Planar cell polarity: intracellular asymmetry and supracellular gradients of Frizzled

To build an animal, cells need information telling them which parts to build, and how to place and orient those parts. One prevailing theory is that tissues make concentration gradients of molecules and individual cells can then determine their orientation by reading the slope of the gradient. Department of Zoology researchers, José Casal, Freya Storer, and Peter Lawrence have now measured the concentration gradient of one these molecules in a living fly, providing evidence for how this orienting information works. The researchers measured the gradients of a protein called Frizzled for the first time in the epidermis of a fly. They found this gradient to be oriented and arranged as predicted years ago. Moreover, Frizzled is distributed asymmetrically in each cell as expected from the slope of the gradient. This research provides new evidence into how cells organise themselves when forming a tissue.

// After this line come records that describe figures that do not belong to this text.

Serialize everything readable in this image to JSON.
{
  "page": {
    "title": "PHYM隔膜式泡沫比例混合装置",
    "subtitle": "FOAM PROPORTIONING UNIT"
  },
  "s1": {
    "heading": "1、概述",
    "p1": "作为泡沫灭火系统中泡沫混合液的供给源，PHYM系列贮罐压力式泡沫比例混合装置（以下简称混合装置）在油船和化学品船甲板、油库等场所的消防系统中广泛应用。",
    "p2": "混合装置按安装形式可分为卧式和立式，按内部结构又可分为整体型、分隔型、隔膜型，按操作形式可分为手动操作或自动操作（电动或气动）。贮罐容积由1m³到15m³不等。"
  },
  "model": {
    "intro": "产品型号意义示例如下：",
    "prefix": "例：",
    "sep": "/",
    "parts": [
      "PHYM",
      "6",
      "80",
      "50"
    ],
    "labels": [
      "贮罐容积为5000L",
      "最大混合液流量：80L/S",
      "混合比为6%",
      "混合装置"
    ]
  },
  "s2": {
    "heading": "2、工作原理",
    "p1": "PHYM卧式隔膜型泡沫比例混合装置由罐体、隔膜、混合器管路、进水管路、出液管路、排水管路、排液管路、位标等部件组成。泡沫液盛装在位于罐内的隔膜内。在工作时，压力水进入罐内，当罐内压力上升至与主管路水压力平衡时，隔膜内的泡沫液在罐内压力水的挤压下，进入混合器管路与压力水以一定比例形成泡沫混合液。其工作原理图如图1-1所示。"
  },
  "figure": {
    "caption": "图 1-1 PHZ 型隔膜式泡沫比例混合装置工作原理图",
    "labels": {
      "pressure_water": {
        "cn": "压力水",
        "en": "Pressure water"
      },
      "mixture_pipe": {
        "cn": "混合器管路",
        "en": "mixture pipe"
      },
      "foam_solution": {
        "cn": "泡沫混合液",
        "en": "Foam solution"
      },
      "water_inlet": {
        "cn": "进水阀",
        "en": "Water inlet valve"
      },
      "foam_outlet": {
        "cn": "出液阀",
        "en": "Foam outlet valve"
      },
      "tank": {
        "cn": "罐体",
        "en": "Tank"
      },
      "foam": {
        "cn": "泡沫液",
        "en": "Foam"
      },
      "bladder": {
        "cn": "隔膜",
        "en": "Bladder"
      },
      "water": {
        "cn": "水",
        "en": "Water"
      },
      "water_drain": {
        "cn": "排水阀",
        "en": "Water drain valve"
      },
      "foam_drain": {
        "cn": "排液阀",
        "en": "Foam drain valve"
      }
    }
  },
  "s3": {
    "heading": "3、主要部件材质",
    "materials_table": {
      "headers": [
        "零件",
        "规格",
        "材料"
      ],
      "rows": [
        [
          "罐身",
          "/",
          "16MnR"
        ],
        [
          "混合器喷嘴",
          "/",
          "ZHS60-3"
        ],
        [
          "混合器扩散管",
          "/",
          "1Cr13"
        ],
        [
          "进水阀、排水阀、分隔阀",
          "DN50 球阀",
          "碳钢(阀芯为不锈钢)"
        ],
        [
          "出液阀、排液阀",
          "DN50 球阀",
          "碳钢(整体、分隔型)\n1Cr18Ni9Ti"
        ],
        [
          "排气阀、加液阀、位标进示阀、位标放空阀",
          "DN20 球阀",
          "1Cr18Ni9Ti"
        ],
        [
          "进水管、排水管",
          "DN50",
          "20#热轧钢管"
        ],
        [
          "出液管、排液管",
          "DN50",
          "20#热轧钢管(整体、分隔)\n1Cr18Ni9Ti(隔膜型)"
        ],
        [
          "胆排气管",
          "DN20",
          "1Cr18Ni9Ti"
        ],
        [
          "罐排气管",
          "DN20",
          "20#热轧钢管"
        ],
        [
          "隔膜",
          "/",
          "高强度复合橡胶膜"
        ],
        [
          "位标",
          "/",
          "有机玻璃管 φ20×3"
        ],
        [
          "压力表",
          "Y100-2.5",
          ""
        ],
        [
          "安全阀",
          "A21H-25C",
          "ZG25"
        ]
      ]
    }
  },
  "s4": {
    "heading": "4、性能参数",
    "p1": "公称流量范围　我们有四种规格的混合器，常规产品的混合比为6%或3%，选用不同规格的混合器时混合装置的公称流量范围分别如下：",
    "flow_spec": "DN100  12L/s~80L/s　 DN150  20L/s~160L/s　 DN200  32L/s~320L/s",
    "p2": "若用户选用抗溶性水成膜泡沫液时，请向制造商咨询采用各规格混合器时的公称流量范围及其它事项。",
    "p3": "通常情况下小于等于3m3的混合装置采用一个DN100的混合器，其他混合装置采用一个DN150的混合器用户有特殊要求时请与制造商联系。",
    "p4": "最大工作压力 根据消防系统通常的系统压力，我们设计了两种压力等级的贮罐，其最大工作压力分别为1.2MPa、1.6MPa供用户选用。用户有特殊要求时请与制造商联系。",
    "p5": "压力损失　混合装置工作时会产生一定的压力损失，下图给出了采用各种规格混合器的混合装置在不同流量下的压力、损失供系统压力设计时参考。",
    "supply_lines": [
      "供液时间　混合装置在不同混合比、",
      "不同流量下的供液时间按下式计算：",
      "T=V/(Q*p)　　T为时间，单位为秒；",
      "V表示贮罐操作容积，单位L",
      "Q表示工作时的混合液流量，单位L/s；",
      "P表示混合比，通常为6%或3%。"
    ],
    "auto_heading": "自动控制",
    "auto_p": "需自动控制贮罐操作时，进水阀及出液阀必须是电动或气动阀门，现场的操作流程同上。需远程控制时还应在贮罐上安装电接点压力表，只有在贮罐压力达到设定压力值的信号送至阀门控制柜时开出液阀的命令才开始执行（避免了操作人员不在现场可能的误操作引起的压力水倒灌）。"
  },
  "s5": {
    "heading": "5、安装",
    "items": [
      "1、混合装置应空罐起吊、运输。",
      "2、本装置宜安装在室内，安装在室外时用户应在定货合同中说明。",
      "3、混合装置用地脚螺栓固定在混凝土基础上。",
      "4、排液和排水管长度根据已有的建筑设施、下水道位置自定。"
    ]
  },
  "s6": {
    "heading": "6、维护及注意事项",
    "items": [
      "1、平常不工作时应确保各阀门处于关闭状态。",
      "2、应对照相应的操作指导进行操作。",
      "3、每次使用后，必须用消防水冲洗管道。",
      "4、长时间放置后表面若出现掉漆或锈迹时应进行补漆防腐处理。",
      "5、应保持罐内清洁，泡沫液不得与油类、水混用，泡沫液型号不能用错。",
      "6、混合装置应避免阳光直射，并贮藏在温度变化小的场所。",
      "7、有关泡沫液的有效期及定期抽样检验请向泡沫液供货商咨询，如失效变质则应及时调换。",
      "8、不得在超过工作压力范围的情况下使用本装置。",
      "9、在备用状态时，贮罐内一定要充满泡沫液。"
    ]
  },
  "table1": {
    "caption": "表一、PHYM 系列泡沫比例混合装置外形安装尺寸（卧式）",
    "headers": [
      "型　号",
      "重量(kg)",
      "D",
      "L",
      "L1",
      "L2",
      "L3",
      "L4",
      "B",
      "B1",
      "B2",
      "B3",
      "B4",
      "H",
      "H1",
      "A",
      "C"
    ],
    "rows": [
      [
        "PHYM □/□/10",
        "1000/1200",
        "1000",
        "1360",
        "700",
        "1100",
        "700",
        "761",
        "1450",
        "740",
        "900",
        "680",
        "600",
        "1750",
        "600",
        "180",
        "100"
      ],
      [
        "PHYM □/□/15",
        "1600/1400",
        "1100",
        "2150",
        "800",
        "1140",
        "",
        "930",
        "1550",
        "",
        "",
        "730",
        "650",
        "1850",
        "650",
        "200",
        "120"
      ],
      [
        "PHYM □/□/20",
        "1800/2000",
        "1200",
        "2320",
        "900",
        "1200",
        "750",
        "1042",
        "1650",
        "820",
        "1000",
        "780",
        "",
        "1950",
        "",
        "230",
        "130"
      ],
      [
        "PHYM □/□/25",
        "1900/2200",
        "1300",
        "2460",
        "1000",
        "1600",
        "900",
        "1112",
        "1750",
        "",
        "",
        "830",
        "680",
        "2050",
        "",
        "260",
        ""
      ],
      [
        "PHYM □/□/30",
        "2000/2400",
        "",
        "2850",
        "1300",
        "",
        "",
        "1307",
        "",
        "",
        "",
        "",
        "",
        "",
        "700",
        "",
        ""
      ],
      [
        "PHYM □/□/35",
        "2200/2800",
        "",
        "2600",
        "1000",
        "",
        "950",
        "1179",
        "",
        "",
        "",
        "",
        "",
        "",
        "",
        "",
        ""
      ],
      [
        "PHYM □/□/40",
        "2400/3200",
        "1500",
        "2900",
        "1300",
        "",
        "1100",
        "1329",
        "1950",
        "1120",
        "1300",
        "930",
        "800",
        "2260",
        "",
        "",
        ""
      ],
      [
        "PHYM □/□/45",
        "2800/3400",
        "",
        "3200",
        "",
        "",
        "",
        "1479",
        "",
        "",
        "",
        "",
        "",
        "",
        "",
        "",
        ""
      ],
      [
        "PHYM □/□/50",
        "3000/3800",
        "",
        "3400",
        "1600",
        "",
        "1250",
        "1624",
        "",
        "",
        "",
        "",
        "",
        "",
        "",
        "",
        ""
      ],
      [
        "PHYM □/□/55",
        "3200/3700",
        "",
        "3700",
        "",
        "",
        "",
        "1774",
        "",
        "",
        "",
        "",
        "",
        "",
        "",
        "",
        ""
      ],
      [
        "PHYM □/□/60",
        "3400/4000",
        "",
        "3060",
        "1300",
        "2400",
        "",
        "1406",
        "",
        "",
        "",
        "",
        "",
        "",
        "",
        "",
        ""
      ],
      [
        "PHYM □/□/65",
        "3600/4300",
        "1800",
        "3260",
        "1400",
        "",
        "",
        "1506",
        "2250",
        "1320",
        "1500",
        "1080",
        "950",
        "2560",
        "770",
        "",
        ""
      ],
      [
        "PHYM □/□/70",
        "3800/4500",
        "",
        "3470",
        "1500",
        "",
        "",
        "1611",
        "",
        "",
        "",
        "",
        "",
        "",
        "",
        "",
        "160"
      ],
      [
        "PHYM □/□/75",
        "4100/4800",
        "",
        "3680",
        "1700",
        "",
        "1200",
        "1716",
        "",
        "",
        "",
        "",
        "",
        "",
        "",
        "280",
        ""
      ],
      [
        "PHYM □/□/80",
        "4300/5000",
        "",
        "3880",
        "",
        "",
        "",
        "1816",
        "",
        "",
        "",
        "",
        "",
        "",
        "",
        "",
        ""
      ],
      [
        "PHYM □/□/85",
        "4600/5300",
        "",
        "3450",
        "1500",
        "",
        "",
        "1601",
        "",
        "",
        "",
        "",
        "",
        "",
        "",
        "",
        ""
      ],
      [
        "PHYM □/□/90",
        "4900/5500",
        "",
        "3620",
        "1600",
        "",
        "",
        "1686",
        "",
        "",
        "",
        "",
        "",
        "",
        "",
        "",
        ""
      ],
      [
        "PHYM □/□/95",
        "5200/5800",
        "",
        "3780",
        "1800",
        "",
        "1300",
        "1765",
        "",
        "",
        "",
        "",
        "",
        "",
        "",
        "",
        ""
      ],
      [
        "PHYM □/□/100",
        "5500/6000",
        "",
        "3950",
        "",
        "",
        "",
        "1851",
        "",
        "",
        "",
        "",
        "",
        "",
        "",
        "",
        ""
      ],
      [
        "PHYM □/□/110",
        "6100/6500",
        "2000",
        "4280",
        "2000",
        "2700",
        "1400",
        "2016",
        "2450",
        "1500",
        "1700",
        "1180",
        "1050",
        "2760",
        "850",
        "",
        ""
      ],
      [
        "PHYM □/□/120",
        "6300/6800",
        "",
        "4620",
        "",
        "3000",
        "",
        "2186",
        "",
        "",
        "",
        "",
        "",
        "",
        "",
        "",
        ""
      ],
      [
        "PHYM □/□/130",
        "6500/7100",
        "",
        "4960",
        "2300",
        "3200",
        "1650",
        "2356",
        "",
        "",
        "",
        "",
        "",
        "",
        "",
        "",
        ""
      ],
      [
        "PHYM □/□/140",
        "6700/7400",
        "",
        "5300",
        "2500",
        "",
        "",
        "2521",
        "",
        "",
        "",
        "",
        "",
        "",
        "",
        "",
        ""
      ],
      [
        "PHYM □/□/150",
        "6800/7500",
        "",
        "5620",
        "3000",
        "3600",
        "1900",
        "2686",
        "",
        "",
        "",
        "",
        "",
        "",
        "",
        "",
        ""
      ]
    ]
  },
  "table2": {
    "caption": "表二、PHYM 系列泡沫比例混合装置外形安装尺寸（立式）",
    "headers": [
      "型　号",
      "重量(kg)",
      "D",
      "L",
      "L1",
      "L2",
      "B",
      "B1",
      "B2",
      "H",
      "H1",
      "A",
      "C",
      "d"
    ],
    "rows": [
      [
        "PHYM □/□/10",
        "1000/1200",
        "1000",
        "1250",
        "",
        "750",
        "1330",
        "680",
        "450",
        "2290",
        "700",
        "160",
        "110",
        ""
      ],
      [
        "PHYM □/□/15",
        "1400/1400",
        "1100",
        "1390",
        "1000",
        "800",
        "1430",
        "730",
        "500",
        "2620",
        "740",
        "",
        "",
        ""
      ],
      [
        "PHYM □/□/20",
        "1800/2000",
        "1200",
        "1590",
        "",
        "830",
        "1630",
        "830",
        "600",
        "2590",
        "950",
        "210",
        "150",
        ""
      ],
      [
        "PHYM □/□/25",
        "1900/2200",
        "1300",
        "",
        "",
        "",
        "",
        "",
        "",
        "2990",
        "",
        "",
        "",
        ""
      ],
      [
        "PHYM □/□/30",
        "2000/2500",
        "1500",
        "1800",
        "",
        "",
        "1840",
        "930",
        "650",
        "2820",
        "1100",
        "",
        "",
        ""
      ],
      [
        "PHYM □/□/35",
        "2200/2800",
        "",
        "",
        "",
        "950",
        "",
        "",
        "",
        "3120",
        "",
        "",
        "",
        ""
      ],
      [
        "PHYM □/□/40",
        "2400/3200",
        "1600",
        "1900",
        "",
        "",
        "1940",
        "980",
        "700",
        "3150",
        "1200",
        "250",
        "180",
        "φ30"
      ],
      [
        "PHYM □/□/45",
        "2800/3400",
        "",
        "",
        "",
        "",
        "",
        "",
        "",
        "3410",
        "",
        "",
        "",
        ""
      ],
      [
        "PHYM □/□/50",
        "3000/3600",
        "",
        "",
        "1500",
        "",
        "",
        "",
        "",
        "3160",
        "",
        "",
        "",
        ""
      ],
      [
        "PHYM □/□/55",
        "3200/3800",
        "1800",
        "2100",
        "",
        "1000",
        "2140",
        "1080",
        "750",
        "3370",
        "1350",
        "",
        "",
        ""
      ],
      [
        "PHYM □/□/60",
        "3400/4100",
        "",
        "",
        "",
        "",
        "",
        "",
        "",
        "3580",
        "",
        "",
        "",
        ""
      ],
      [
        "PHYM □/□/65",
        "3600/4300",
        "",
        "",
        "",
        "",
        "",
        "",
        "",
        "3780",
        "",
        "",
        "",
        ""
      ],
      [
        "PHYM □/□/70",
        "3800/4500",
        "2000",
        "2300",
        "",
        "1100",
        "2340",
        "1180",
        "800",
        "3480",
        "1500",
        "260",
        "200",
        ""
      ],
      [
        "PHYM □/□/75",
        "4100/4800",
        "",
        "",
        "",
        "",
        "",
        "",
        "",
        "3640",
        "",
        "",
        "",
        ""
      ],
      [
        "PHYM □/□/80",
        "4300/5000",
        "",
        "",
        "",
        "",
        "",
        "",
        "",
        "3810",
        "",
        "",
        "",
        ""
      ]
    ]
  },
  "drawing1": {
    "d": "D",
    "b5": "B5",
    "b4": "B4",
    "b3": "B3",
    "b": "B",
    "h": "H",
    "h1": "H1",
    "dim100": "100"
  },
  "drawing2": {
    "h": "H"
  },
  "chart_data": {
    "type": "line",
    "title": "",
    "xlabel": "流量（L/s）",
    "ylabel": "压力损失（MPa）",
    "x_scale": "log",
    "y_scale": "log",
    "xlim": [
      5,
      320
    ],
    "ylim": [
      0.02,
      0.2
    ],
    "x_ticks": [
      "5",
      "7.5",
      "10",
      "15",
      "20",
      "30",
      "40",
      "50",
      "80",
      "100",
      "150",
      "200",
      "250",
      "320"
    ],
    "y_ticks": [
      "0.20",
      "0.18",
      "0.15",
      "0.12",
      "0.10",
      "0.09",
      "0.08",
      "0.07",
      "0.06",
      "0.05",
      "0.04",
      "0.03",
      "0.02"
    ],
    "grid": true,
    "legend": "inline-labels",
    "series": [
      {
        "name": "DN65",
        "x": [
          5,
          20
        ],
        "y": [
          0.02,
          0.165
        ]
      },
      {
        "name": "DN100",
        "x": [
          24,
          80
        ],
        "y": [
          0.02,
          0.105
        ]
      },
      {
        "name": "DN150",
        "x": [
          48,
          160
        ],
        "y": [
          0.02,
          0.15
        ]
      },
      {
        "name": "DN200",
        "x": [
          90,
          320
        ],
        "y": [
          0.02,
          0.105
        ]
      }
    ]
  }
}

Planar cell polarity, the coordinated orientation of structures such as cilia, mammalian hairs or insect bristles, depends on at least two molecular systems. We have argued that these two systems use similar mechanisms; each depending on a supracellular gradient of concentration that spans a field of cells. In a linked paper we studied the Dachsous/Fat system. We found a graded distribution of Dachsous in vivo in a segment of the pupal epidermis in the abdomen of Drosophila. Here we report a similar study of the key molecule for the Starry Night/Frizzled or “core” system. We measure the distribution of the receptor Frizzled on the cell membranes of all cells of one segment in the living pupal abdomen of Drosophila. We find a supracellular gradient that falls about 17% in concentration from the front to the rear of the segment. We present some evidence that the gradient then resets in the most anterior cells of the next segment back. We find an intracellular asymmetry in all the cells, the posterior membrane of each cell carrying about 22% more Frizzled than the anterior membrane. These direct molecular measurements add to earlier evidence that the two systems of planar cell polarity act independently.

Image above: Hairs in the cuticle of a fly are oriented in a coordinated fashion (Planar Cell Polarity). In frizzled mutants this orientation is severely affected.